As someone with a Computer Science (CS) degree and who has worked in the field for nearly three decades, I expect that you will have no problem getting a software development job with an EE degree. On occasion, I have worked side-by-side with people who have EE degrees instead of CS or Software Engineering (SE) degrees.
An EE degree has been preferred in some circumstances: I've seen this when the work is particulary close to the hardware, or in some settings where CS and SE are not seen as "real" technical disciplines, but EE is accepted.
While it's not the case so much anymore, when I got my degree 2+ decades ago many schools didn't have majors in Computer Science. At those schools, people who wanted to become software developers most often majored in EE or Mathematics. Futhermore, I don't remember seeing a Software or Computer Engineering degree offered anywhere until well after I had completed my Bachelors.
In point of fact, software development is often one of the more flexible fields when it comes to what degrees can get jobs, or even if a degree is needed.
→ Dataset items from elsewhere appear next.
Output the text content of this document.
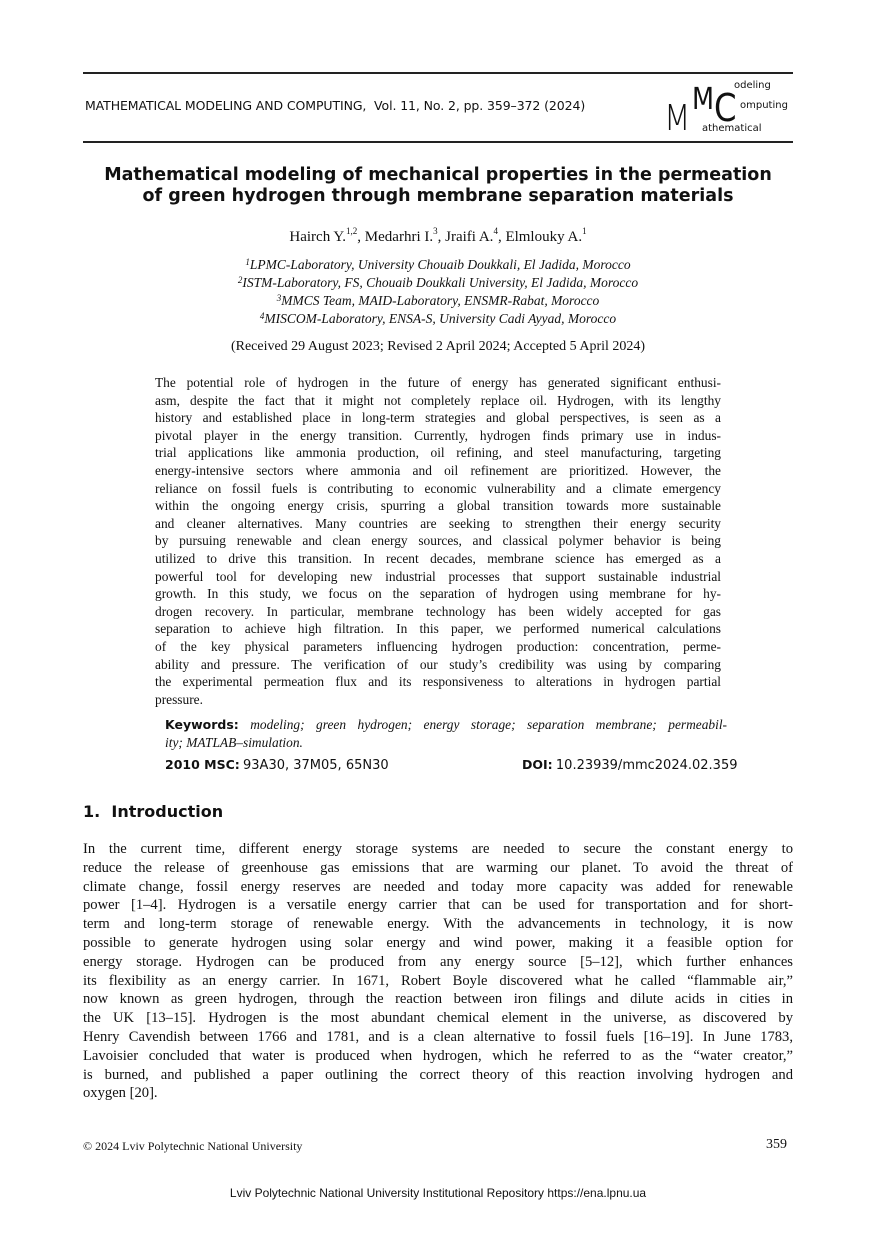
MATHEMATICAL MODELING AND COMPUTING, Vol. 11, No. 2, pp. 359–372 (2024) M M C
odeling
omputing
athematical
Mathematical modeling of mechanical properties in the permeation
of green hydrogen through membrane separation materials
Hairch Y.$^{1,2}$, Medarhri I.$^3$, Jraifi A.$^4$, Elmlouky A.$^1$
$^1$LPMC-Laboratory, University Chouaib Doukkali, El Jadida, Morocco
$^2$ISTM-Laboratory, FS, Chouaib Doukkali University, El Jadida, Morocco
$^3$MMCS Team, MAID-Laboratory, ENSMR-Rabat, Morocco
$^4$MISCOM-Laboratory, ENSA-S, University Cadi Ayyad, Morocco
(Received 29 August 2023; Revised 2 April 2024; Accepted 5 April 2024)
The potential role of hydrogen in the future of energy has generated significant enthusi-
asm, despite the fact that it might not completely replace oil. Hydrogen, with its lengthy
history and established place in long-term strategies and global perspectives, is seen as a
pivotal player in the energy transition. Currently, hydrogen finds primary use in indus-
trial applications like ammonia production, oil refining, and steel manufacturing, targeting
energy-intensive sectors where ammonia and oil refinement are prioritized. However, the
reliance on fossil fuels is contributing to economic vulnerability and a climate emergency
within the ongoing energy crisis, spurring a global transition towards more sustainable
and cleaner alternatives. Many countries are seeking to strengthen their energy security
by pursuing renewable and clean energy sources, and classical polymer behavior is being
utilized to drive this transition. In recent decades, membrane science has emerged as a
powerful tool for developing new industrial processes that support sustainable industrial
growth. In this study, we focus on the separation of hydrogen using membrane for hy-
drogen recovery. In particular, membrane technology has been widely accepted for gas
separation to achieve high filtration. In this paper, we performed numerical calculations
of the key physical parameters influencing hydrogen production: concentration, perme-
ability and pressure. The verification of our study’s credibility was using by comparing
the experimental permeation flux and its responsiveness to alterations in hydrogen partial
pressure.
Keywords: modeling; green hydrogen; energy storage; separation membrane; permeabil-
ity; MATLAB–simulation.
2010 MSC: 93A30, 37M05, 65N30	DOI: 10.23939/mmc2024.02.359
1. Introduction
In the current time, different energy storage systems are needed to secure the constant energy to
reduce the release of greenhouse gas emissions that are warming our planet. To avoid the threat of
climate change, fossil energy reserves are needed and today more capacity was added for renewable
power [1–4]. Hydrogen is a versatile energy carrier that can be used for transportation and for short-
term and long-term storage of renewable energy. With the advancements in technology, it is now
possible to generate hydrogen using solar energy and wind power, making it a feasible option for
energy storage. Hydrogen can be produced from any energy source [5–12], which further enhances
its flexibility as an energy carrier. In 1671, Robert Boyle discovered what he called “flammable air,”
now known as green hydrogen, through the reaction between iron filings and dilute acids in cities in
the UK [13–15]. Hydrogen is the most abundant chemical element in the universe, as discovered by
Henry Cavendish between 1766 and 1781, and is a clean alternative to fossil fuels [16–19]. In June 1783,
Lavoisier concluded that water is produced when hydrogen, which he referred to as the “water creator,”
is burned, and published a paper outlining the correct theory of this reaction involving hydrogen and
oxygen [20].
© 2024 Lviv Polytechnic National University	359
Lviv Polytechnic National University Institutional Repository https://ena.lpnu.ua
I've usually (but not always) worked in scientific environments and have had programming co-workers and bosses who had degrees at varying levels in CS, SE, EE, Mathematics, Astronomy, Physics, Chemistry, Geology, Meteorology, Oceanography, Business, and even no (college) degree at all. I also have friends who work professionally in software development who have degrees in other fields such as Mechanical Engineering, Chemical Engineering, Psychology, Philosophy, Education, History and Religion.
In observing requirements in want ads, it does seem that things are changing somewhat - more software development job listings want a degree in Computer Science, Software Engineering or a related field. However, (in my mind at least) Electrical Engineering is a related field and I do not think that is likely to change in your lifetime.
As for how to go about getting a software development job with an EE degree: While in school, take as many courses as you can that teach software development (if you can, get a Minor in CS/SE/CE/whatever your school offers). Also, you can do some open source development. These things will build a portfolio and resume that should help you get interviews when you apply for jobs. Once out of school, I recommend that you apply to jobs just as if you had a CS degree. Once you have that first job, it should be even easier to get other jobs in software development.